Sage Theatre explores Soliciting Temptation

By Gurman Sahota, February 14 2017 —

With a tagline boasting “provocative temptation” and “dangerous conversation,” Soliciting Temptation grabs the audience’s attention from the very beginning. The play follows a man and a woman who meet in a hotel room to have sex, but things take a dark turn. Soliciting Temptation will take place at the Pumphouse Theatre from Feb. 23 – Mar. 4.

Matthew Overall plays the unnamed man. He says that the play is also about the truth of a person.

“[Truth] was something I had to really grapple with when I look at my character and certain automatic responses at the kind of things he does, which are pretty common western responses,” Overall says. “I had to look behind them to find this human being that I am playing, as opposed to this stereotype that I may have about him.”

Sage Theatre produced the piece. The company focuses on telling stories that explore what it means to be human.

Director’s Jason Mehmel says he chose the show because it challenges his own privilege and authority. Mehmel says Soliciting Temptation explores heavy themes without necessarily providing a clear answer about what is morally right. However, presenting sensitive themes comes with certain difficulties.

“We’ve had challenges where we set the play to make sure we’re following something that is both accurate to the text and what the story requires as well as trying to be as representational as we can of the actual team that we have,” Mehmel says. “We’re trying to be as authentic as we can.”

Patricia Cerra — who plays the unnamed girl — says her character explores a different kind of intimacy in the play.
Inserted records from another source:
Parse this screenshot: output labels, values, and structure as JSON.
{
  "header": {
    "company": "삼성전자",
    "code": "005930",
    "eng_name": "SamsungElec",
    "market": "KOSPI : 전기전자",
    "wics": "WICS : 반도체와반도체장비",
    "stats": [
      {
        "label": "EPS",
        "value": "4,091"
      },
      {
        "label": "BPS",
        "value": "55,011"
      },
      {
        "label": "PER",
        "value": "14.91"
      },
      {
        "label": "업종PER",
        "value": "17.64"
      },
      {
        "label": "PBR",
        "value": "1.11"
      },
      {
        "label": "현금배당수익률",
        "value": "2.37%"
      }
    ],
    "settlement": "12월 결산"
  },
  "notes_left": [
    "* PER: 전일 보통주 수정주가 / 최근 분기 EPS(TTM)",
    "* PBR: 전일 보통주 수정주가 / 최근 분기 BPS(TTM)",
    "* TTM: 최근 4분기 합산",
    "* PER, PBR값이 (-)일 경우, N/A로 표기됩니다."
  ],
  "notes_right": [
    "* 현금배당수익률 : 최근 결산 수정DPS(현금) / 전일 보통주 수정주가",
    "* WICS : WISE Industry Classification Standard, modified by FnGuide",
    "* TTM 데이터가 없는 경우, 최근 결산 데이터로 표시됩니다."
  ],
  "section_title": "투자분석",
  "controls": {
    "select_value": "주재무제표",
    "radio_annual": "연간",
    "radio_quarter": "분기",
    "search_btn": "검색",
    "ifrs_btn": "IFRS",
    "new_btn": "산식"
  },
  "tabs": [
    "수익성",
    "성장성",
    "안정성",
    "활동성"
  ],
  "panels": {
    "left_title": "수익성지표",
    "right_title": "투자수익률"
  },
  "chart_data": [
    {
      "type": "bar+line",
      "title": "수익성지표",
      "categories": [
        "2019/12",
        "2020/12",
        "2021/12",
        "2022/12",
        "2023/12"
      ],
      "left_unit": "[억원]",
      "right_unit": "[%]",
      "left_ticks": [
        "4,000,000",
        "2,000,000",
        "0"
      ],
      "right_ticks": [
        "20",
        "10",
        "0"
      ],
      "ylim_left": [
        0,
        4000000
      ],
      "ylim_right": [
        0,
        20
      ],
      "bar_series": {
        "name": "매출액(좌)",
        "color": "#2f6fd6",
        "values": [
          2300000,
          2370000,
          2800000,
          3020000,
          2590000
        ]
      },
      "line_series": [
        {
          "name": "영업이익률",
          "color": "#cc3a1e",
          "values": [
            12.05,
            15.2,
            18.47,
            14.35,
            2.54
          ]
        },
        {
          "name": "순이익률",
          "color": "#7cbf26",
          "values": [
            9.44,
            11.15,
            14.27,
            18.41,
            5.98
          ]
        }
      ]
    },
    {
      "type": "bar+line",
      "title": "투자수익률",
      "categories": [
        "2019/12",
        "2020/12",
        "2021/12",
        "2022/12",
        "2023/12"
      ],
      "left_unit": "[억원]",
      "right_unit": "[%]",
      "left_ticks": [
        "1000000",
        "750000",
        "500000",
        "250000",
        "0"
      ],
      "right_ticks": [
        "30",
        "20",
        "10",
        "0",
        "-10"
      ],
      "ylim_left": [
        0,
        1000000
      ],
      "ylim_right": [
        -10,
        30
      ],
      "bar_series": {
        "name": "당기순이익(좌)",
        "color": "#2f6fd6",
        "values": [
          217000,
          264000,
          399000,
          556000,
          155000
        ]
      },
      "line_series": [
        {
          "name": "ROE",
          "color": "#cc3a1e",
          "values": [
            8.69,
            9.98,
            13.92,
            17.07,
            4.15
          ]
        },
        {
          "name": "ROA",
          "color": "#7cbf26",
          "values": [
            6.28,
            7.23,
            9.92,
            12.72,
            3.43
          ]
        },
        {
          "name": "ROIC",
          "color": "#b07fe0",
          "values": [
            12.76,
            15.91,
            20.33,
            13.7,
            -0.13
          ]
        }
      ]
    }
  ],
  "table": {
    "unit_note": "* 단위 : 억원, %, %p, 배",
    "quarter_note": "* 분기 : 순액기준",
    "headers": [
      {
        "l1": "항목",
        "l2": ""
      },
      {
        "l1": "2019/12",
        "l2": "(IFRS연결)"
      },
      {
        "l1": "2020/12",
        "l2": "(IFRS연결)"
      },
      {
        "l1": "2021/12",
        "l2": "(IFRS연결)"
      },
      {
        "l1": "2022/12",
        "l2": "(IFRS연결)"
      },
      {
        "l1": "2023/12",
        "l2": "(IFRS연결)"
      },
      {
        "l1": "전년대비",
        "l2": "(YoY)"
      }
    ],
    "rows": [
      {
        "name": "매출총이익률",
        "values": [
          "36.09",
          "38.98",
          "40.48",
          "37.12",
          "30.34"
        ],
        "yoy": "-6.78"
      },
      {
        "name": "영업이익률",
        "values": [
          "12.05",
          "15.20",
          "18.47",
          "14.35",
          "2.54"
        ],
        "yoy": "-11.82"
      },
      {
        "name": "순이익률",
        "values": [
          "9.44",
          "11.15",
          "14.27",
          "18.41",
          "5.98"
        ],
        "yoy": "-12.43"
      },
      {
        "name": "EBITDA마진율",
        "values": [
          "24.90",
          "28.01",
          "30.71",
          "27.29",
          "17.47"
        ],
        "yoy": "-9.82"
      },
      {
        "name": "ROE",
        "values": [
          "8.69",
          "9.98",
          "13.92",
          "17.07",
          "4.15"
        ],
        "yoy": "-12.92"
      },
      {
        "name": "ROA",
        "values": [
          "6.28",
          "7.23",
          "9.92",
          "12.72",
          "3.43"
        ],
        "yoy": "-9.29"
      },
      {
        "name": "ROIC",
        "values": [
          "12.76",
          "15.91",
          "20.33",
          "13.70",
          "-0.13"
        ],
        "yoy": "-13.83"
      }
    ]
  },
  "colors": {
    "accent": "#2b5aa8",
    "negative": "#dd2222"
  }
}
“It’s finding those barriers and lines of the character and exploring intimacy in a sort of complicated and flawed kind of way,” Cerra says. “And seeing how far we can take things on either end of the spectrum and where that lives.”

Mehmel says there are forms of theatre that intend to educate the audience, but Soliciting Temptation is not one of them. Instead, its focus lies in expressing tension without giving explicit points or reasoning.

Mehmel hopes the audience gives thought to both the piece and the topic of sexual tourism.

“If we do our jobs right, we’re going to be causing conversations in the parking lot and questions afterwards,” Mehmel says. “We may cause reactions and ultimately [hope] that they react and respond to the work.”

Soliciting Temptation will play from Feb. 23 – Mar. 4. Tickets are available online.